Zoom’s revenue quadrupled and profit increased 90-fold, and its stock went higher and higher, easily standing out as one of the top stocks of 2020 — alongside the likes of vaccine maker Moderna and Chinese Tesla challenger Nio — with gains of more than 450%.
But, Yuan responded by issuing a post on a corporate blog. “I became an American citizen in July 2007,” he wrote. “I have lived happily in America since 1997. Zoom is an American company, founded and headquartered in California, incorporated in Delaware and publicly traded on Nasdaq.”
Yuan told analysts on the company’s fiscal first-quarter earnings call in June that, between the usage surge and what he called negative PR, he had been confronting serious pressure. He said that other CEOs conveyed their support and offered advice.
All the pressure might well have been worth it, as according to Bloomberg estimates, Yuan is now worth two times more than Marc Benioff, co-founder and CEO of Salesforce, which has sold companies cloud software for to keep track of clients since 1999. At Salesforce’s investor day earlier this month Benioff, praised Zoom for the role it can play for salespeople who can’t meet with customers in person.

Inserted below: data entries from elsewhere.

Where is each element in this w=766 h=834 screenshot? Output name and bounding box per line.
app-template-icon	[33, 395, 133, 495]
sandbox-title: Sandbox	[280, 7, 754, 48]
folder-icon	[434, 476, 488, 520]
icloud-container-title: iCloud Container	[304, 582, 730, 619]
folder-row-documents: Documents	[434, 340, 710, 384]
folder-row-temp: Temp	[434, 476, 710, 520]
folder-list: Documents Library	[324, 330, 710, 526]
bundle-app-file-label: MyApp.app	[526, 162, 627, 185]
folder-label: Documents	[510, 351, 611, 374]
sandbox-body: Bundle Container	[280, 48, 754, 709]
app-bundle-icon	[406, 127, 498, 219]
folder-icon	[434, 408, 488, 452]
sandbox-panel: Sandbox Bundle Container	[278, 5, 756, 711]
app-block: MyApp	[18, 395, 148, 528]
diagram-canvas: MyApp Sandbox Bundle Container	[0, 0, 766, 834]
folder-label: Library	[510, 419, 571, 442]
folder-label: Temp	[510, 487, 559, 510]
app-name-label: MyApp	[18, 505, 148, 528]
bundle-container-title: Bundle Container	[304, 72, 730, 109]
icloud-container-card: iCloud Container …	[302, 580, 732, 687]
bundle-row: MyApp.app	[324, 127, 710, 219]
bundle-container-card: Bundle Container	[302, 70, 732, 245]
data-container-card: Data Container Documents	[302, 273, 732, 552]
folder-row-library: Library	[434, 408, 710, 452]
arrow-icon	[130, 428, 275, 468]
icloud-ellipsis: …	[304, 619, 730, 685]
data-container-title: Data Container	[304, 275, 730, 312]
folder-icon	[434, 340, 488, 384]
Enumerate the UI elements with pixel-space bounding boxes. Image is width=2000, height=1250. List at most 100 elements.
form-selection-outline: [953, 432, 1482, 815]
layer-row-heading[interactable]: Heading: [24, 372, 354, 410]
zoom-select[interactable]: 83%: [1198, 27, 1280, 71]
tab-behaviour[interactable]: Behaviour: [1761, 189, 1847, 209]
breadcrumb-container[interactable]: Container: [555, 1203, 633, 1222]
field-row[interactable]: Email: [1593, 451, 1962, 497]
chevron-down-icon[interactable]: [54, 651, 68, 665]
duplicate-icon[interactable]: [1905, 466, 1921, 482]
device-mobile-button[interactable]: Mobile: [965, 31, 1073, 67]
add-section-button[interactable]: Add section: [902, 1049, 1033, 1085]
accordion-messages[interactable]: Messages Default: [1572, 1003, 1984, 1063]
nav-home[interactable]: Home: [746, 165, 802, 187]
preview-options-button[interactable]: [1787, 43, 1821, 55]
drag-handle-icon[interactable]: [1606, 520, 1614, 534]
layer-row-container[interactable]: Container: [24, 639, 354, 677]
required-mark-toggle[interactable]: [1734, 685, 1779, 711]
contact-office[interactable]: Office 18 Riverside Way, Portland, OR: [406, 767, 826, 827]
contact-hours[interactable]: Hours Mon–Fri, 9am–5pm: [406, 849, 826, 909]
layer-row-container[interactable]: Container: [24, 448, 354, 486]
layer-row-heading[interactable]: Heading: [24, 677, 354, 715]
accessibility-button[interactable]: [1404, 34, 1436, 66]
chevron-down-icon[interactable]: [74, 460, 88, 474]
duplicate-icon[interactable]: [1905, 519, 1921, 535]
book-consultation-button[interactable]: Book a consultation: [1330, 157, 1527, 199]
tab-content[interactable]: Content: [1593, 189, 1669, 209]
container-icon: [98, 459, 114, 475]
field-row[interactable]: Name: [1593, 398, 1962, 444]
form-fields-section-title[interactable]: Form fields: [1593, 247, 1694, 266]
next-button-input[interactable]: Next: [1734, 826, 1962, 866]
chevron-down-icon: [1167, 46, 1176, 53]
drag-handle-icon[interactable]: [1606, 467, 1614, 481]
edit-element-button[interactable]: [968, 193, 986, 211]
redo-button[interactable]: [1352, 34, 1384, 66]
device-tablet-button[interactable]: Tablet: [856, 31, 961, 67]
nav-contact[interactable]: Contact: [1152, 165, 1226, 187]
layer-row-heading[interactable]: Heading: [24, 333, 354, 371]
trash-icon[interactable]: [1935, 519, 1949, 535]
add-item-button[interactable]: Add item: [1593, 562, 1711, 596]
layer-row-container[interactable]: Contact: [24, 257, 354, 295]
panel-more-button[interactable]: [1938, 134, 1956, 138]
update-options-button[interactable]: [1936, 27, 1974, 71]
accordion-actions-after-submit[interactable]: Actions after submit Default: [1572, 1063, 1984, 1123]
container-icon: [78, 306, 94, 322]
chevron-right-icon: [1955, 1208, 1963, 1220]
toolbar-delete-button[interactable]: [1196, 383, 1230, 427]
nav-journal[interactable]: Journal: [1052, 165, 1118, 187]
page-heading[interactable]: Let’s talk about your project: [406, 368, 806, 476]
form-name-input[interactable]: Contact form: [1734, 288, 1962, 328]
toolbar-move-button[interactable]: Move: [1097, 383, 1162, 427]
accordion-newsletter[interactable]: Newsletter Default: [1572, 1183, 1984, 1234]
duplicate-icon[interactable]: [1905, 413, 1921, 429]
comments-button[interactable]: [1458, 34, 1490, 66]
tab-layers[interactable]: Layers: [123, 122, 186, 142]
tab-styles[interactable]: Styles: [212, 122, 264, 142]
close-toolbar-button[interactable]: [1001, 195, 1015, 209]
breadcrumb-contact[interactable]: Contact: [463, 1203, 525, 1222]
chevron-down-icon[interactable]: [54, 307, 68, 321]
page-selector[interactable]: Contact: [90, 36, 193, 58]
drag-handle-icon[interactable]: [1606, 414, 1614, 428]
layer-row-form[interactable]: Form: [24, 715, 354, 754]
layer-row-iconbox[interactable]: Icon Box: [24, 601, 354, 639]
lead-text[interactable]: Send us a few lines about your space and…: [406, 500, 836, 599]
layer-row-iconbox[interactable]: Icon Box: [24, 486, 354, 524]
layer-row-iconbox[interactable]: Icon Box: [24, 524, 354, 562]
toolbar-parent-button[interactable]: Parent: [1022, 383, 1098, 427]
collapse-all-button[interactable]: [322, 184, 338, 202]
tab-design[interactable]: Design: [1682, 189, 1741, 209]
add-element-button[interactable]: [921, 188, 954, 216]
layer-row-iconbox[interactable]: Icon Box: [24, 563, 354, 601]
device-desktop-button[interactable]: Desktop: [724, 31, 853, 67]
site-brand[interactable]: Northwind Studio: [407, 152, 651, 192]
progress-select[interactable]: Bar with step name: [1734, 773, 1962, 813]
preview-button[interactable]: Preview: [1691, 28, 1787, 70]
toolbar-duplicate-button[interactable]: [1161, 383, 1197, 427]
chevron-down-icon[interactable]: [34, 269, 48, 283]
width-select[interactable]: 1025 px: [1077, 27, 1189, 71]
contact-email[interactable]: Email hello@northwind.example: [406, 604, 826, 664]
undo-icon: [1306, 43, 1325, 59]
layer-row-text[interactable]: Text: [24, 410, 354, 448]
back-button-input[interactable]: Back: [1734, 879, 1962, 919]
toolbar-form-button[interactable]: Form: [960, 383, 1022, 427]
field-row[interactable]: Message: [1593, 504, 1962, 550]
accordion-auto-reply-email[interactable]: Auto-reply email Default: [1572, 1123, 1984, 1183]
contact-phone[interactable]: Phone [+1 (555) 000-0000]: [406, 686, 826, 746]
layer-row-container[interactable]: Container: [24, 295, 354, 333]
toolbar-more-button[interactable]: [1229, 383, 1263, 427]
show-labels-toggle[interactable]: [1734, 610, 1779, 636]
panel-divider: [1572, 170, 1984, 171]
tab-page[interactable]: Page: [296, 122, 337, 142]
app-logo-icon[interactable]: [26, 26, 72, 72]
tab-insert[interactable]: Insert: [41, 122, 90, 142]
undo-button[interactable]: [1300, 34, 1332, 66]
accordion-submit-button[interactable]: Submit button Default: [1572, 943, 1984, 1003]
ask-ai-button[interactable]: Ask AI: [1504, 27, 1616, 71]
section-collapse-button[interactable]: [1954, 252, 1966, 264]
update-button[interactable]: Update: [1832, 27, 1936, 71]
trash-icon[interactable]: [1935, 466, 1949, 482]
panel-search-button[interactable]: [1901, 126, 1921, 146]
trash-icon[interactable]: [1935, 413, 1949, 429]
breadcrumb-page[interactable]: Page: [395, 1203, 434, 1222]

According to Benioff, there’s not been a more important moment in history for sales organisations, B2B sales organisations, and those sales organisations who did not automate, who did not know how to use Zoom, who did not know how to use Salesforce were at a very significant disadvantage this year.
Benioff has a record of making donations, and his company has long provided grants to nonprofit organisations. Yuan isn’t there yet, although this year Zoom did introduce a charitable giving arm it calls Zoom Cares.
“While the key long-term focuses of this foundation are education, climate change, and social equity, our primary grants in Q1 were toward organisations making a difference during Covid-19,” Yuan was quoted as saying in a statement in June.